Somos una generación desencantada, que vive entre guerras, pandemias, reyes exiliados, políticos corruptos, lecciones de millonarios y crisis que ni entiende ni ha provocado, que asiste día sí y día también a lo mismo, donde lo nuevo para nosotros es sinónimo de ropa heredada del hermano mayor. Mientras, subsistimos, a veces a costa de papá y mamá, que en el mejor de los casos están doblando el espinazo en una fábrica durante 8 horas, otras veces en bici, con una mochila a cuestas en días de lluvia y repartiendo puerta por puerta lo que algún capullo necesita con urgencia, porque no puede esperar a que escampe y bajar a la tienda de enfrente. La que aparece empapada en el recibidor puede ser enfermera, o arquitecta, o ingeniera, o periodista, reducida, por la vida, a una mochila amarilla y a un “aquí tiene, que tenga un buen día”. Una personilla desencantada y en un eterno a punto de combustionar.


Resistimos, con música y con amigos, con placeres pequeños y baratos, como acurrucarse un domingo por la tarde bajo las sábanas o reunirse en torno a unos cafés para decir lo bueno que es Benzema y lo mala que es la prota de la serie de moda.

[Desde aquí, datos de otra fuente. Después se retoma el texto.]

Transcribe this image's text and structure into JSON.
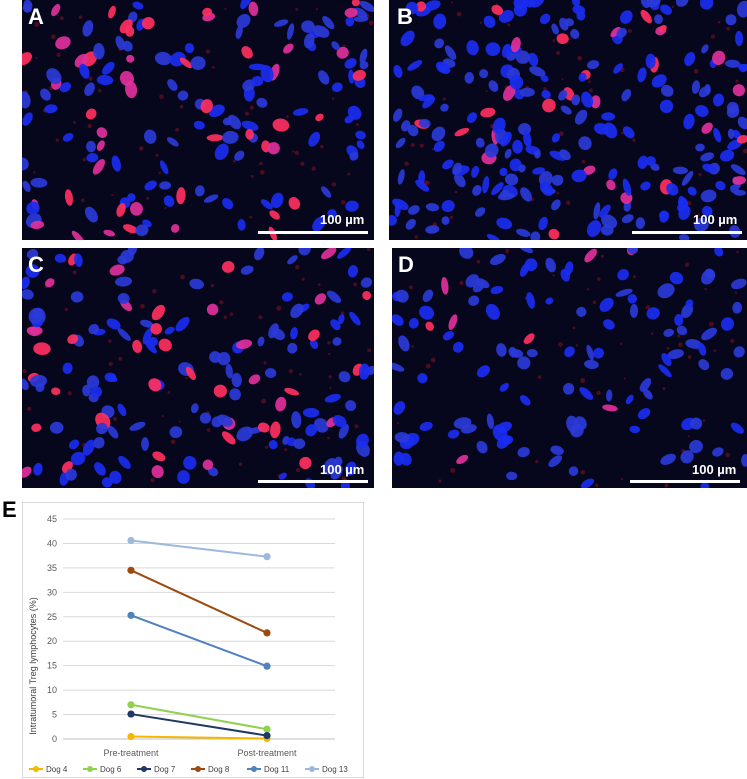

Consolamos la desazón de nuestros padres al vernos emigrar y secamos nuestras lágrimas con la manga en silencio, en la oscuridad de un cuartito reconvertido a piso, con la misma distancia de la cama a la vitro que al baño. Con suerte un biombo separará a ambos y, con más suerte todavía, el mes que viene podremos seguir pagando el alquiler.

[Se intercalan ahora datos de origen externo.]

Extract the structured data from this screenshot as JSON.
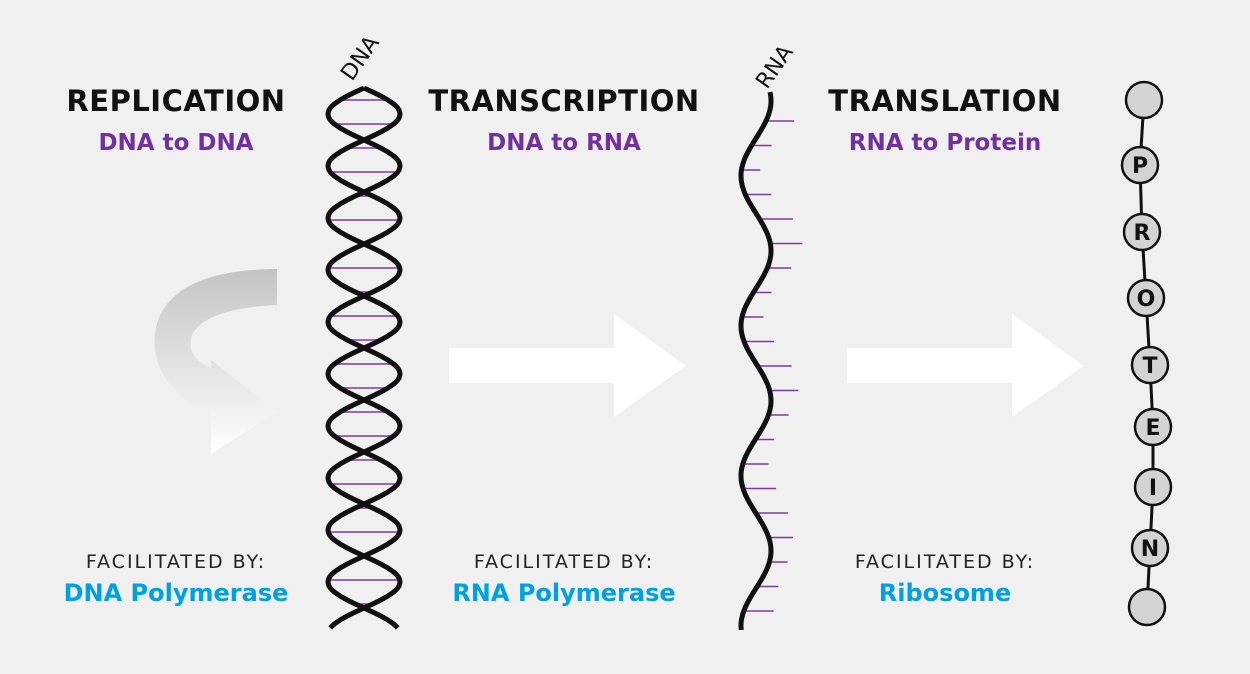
{
  "steps": [
    {
      "title": "REPLICATION",
      "subtitle": "DNA to DNA",
      "facilitated_label": "FACILITATED BY:",
      "enzyme": "DNA Polymerase"
    },
    {
      "title": "TRANSCRIPTION",
      "subtitle": "DNA to RNA",
      "facilitated_label": "FACILITATED BY:",
      "enzyme": "RNA Polymerase"
    },
    {
      "title": "TRANSLATION",
      "subtitle": "RNA to Protein",
      "facilitated_label": "FACILITATED BY:",
      "enzyme": "Ribosome"
    }
  ],
  "dna_label": "DNA",
  "rna_label": "RNA",
  "protein_letters": [
    "P",
    "R",
    "O",
    "T",
    "E",
    "I",
    "N"
  ],
  "colors": {
    "background": "#f0f0f0",
    "heading": "#111111",
    "subtitle_purple": "#7030a0",
    "enzyme_blue": "#00a0e3",
    "rung_purple": "#7a3c9c",
    "arrow_white": "#ffffff",
    "bead_grey": "#d3d3d3"
  }
}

Estamos sobrepreparados y sobrecualificados en casi todas las áreas menos en la vida, que nos resulta extraña, vacía y sin más aliciente que el de llegar al día siguiente, a ver si entonces sí suena la flauta. Echamos la vista atrás y vemos que lo de antes era igual, pero mejor. Twitter no es Tuenti, Euphoria no es Aquí No Hay Quien Viva, y Fito & Fitipaldis no es Platero y Tú. No están mal, pero no son lo de antes. Tal vez solo cambiemos nosotros, más angustiados y amargados. Es lo que provocan las promesas incumplidas. Mientras, esperemos a que lleguen los coches voladores, de los que también les he hablado en alguna de estas páginas. Para entonces tal vez ya seamos ricos. O felices. Lo que llegue primero.